Silver Star’s daily ski partner service means anyone can join free guided tours of the mountain every morning and/or afternoon. Brett is just one of the team of hosts who show skiers and snowboarders the best places to ski for every level. He recommends Paradise Camp as a mid-mountain stop-off for breakfast and lunch. For fine dining at high altitude, take a cat-ride up to the restaurant in the evenings.
|Courtesy Silver Star|
So what type of skier or boarder would love Silver Star? Well, I do, and I am an advanced skier with a penchant for powder and glades. The hill also appeals to intermediates and families with young kids. The ability split is 15% easy, 40% more difficult, 35% most difficult and 15% extreme. There are well-spaced, gentle glades in the Silver Woods for intermediate skier progression. The area also boasts wide, undulating blues and greens. All of the runs, right up to the 1915-m summit, are tree-bordered, providing natural guidelines during snowstorms.
Staying on-hill doesn’t get better than at Snowbird Lodge. Voted best new slopeside accommodation by Ski Canada when it was first built, the two-bedroom apartments have every necessity and luxury, including heated bathroom floors and huge decks overlooking the slopes with private, roofed hot tubs.
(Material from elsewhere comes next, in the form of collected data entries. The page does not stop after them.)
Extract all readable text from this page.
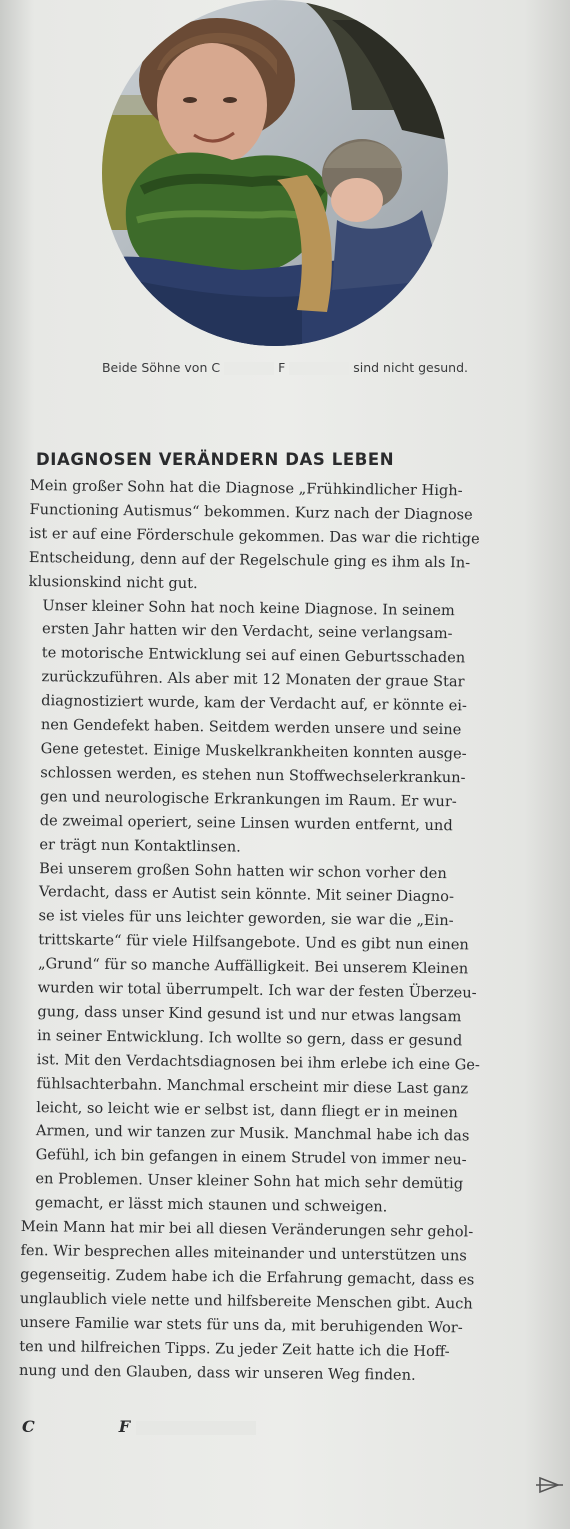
Beide Söhne von C	F	sind nicht gesund.
DIAGNOSEN VERÄNDERN DAS LEBEN

Mein großer Sohn hat die Diagnose „Frühkindlicher High-
Functioning Autismus“ bekommen. Kurz nach der Diagnose
ist er auf eine Förderschule gekommen. Das war die richtige
Entscheidung, denn auf der Regelschule ging es ihm als In-
klusionskind nicht gut.

Unser kleiner Sohn hat noch keine Diagnose. In seinem
ersten Jahr hatten wir den Verdacht, seine verlangsam-
te motorische Entwicklung sei auf einen Geburtsschaden
zurückzuführen. Als aber mit 12 Monaten der graue Star
diagnostiziert wurde, kam der Verdacht auf, er könnte ei-
nen Gendefekt haben. Seitdem werden unsere und seine
Gene getestet. Einige Muskelkrankheiten konnten ausge-
schlossen werden, es stehen nun Stoffwechselerkrankun-
gen und neurologische Erkrankungen im Raum. Er wur-
de zweimal operiert, seine Linsen wurden entfernt, und
er trägt nun Kontaktlinsen.

Bei unserem großen Sohn hatten wir schon vorher den
Verdacht, dass er Autist sein könnte. Mit seiner Diagno-
se ist vieles für uns leichter geworden, sie war die „Ein-
trittskarte“ für viele Hilfsangebote. Und es gibt nun einen
„Grund“ für so manche Auffälligkeit. Bei unserem Kleinen
wurden wir total überrumpelt. Ich war der festen Überzeu-
gung, dass unser Kind gesund ist und nur etwas langsam
in seiner Entwicklung. Ich wollte so gern, dass er gesund
ist. Mit den Verdachtsdiagnosen bei ihm erlebe ich eine Ge-
fühlsachterbahn. Manchmal erscheint mir diese Last ganz
leicht, so leicht wie er selbst ist, dann fliegt er in meinen
Armen, und wir tanzen zur Musik. Manchmal habe ich das
Gefühl, ich bin gefangen in einem Strudel von immer neu-
en Problemen. Unser kleiner Sohn hat mich sehr demütig
gemacht, er lässt mich staunen und schweigen.

Mein Mann hat mir bei all diesen Veränderungen sehr gehol-
fen. Wir besprechen alles miteinander und unterstützen uns
gegenseitig. Zudem habe ich die Erfahrung gemacht, dass es
unglaublich viele nette und hilfsbereite Menschen gibt. Auch
unsere Familie war stets für uns da, mit beruhigenden Wor-
ten und hilfreichen Tipps. Zu jeder Zeit hatte ich die Hoff-
nung und den Glauben, dass wir unseren Weg finden.

C	F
Part of Silver Star’s attraction is its compact community of dedicated staff working in an environment they love. Most came to ski there in their youth, lured by the reputation for 700 cm of 100 % snow per year, and found a way to stay. Under Australian ownership originally, 20% of the seasonal staff annually is recruited from Down Under, giving a lively multi-cultural panache to the customer service and merry après-ski. From the helpful shopkeeper at Valhalla Sports to the bakers at Bugaboos, everyone is cheerful and thoughtful of the guests — and without that robotic veneer characteristic of textbook North American service training.
|Courtesy Silver Star|
The compact village centre has every facility a skier could need whether you enjoy downhill or Nordic or are just there to take in the mountains. Silver Star communications manager, Tim Fitzgerald plays ice hockey regularly on the village’s skating pond and takes his two daughters snowshoeing around the town. He also loves the 58 km of Nordic trails which punctuate the alpine area and are linked to the separate Sovereign Lake Nordic Club, which offers another 40 km of international competition-level trails.
Three cheers for no chains, since all the restaurants at Silver Star are individually owned and managed, with great chefs and differentiating cuisine. The Den is calm and cozy early evening, when you can tuck up on leather sofas by the fireplace and peruse the extensive exchange library. As diners start arriving, the atmosphere evolves into animated party mode with live entertainment and activities, such as Salsa dancing. The blackboard menu changes daily with a mix of carb fixes, such as nachos and wings, and culinary highlights, including paella, pork tenderloin and top-shelf steaks. And, of course, wash it down with local Okanagan wines.